Jodi, a Team Drea Challenger whose mom died of ALS 6 years ago, told me that it was okay that it was not okay. Being "not okay" has driven her to keep her mom's spirit alive in telling her kids about their grandmother and to see so much of her mom in herself as she raises them. Being not okay is why she and her sister Jillaine ran their first marathon last year to money for ALS and joined Team Drea. Their mom's passing hurt the family deeply, but it challenged them to honor and remember her.
|Our Friday night tribute to Lisa. We poured you one!|
Ironically, on Friday I also had a call scheduled with the folks at ALS TDI about becoming a Young Faces of ALS (YFALS) ambassador to raise money and awareness of ALS in younger people. You may have seen Anthony Carbajal on Ellen or read Sarah Coglianese's beautifully written blog already -- they are both YFALS.

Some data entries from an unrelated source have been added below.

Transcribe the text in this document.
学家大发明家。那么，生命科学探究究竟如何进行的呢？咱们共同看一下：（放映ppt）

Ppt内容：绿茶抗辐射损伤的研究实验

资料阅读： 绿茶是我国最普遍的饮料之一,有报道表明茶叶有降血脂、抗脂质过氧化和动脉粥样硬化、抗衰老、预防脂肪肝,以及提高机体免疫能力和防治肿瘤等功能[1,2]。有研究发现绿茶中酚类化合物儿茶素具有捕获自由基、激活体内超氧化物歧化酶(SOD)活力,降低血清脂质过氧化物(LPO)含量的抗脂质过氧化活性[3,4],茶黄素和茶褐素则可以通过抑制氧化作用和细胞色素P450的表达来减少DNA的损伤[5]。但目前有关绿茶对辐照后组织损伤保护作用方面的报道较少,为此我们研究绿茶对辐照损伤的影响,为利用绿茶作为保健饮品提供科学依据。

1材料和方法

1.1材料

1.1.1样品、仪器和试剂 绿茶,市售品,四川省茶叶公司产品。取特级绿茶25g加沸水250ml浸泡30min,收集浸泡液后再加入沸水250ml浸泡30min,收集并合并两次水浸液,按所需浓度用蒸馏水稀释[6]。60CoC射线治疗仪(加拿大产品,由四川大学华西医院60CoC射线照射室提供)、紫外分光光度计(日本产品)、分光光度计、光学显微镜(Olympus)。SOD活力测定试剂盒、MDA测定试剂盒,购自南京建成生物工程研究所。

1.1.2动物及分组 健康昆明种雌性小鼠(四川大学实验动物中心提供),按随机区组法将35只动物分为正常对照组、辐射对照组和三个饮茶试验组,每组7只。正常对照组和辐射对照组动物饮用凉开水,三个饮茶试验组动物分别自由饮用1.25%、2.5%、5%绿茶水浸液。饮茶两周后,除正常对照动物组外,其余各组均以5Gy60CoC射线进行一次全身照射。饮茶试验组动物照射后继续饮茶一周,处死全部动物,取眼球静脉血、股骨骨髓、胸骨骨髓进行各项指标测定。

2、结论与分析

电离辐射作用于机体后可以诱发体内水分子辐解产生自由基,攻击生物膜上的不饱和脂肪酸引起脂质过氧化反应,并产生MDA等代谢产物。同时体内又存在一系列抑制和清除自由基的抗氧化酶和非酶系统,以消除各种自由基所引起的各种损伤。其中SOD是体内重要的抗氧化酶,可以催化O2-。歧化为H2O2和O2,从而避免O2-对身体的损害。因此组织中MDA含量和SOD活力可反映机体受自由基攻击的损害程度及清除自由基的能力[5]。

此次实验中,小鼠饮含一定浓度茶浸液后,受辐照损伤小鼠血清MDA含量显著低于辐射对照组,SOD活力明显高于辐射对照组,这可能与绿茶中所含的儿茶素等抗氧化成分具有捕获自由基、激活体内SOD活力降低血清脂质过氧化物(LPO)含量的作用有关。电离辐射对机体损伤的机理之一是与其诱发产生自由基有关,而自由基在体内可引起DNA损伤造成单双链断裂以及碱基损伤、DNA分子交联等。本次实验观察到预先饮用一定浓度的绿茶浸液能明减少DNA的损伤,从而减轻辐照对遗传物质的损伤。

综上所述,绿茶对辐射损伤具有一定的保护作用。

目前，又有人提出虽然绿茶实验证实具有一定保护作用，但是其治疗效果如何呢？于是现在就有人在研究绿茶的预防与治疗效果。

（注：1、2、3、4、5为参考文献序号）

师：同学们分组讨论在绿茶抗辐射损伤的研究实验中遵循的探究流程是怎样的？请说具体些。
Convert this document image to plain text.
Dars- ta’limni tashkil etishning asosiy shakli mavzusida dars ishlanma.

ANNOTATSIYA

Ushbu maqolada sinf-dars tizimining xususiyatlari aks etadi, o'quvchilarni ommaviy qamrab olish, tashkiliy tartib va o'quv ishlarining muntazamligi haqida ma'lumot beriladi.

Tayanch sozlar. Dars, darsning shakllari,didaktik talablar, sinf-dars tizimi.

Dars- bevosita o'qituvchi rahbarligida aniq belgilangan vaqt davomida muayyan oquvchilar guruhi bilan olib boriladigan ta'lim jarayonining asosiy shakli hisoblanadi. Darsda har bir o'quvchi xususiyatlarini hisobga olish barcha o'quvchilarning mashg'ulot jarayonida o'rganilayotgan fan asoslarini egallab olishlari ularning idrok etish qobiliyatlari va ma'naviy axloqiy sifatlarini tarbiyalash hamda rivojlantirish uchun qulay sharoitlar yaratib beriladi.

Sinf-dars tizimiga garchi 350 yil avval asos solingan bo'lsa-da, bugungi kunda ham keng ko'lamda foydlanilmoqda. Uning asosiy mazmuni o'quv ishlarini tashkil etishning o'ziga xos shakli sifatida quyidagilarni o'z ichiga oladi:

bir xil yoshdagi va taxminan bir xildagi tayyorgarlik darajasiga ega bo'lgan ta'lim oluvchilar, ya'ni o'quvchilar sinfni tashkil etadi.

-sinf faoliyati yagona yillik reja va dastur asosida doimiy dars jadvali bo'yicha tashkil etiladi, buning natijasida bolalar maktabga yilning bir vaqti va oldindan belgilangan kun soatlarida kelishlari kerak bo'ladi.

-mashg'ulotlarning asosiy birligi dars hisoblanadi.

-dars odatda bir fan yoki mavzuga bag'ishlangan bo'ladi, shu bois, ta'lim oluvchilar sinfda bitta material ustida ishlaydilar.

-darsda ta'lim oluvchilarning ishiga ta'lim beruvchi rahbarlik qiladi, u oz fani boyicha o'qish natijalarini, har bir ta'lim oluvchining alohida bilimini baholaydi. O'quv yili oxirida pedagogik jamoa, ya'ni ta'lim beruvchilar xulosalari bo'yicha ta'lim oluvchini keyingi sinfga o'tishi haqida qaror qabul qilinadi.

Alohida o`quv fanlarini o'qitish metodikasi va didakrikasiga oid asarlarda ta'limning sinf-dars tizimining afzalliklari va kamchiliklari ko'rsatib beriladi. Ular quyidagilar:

This does not in any way change my commitment to the Blazeman Foundation. ALS TDI shares a similar mission focused solely on research -- they are a Boston-based nonprofit biotech company that works at the preclinical phase to develop new treatments to slow or stop ALS. Promising findings are sold to pharmaceutical companies that can run the trials and bring drugs to market.
Some people remember that DP and I dodged two snowstorms and the Patriots' Superbowl parade to get to ALS TDI in February. I am participating in their Precision Medicine Program, which means my blood sample and skin biopsy will be used to look for ALS biomarkers and develop stem cells that can be tested with thousands of already approved drugs to see if they can be used for ALS. Every month, I wear 4 motion sensors for a week to measure the activity of my limbs and do a voice recording. This data helps ALS TDI researchers track the progression of my disease.
It seems like too much of a coincidence that I had a meeting about becoming a YFALS on the same day that Lisa died. So I will take this role on in her honor, telling her story as well as mine, and challenging myself to raise MORE money and awareness in this new channel.
And ironically too, maybe I've finally found the support system of younger pALS that I was looking for.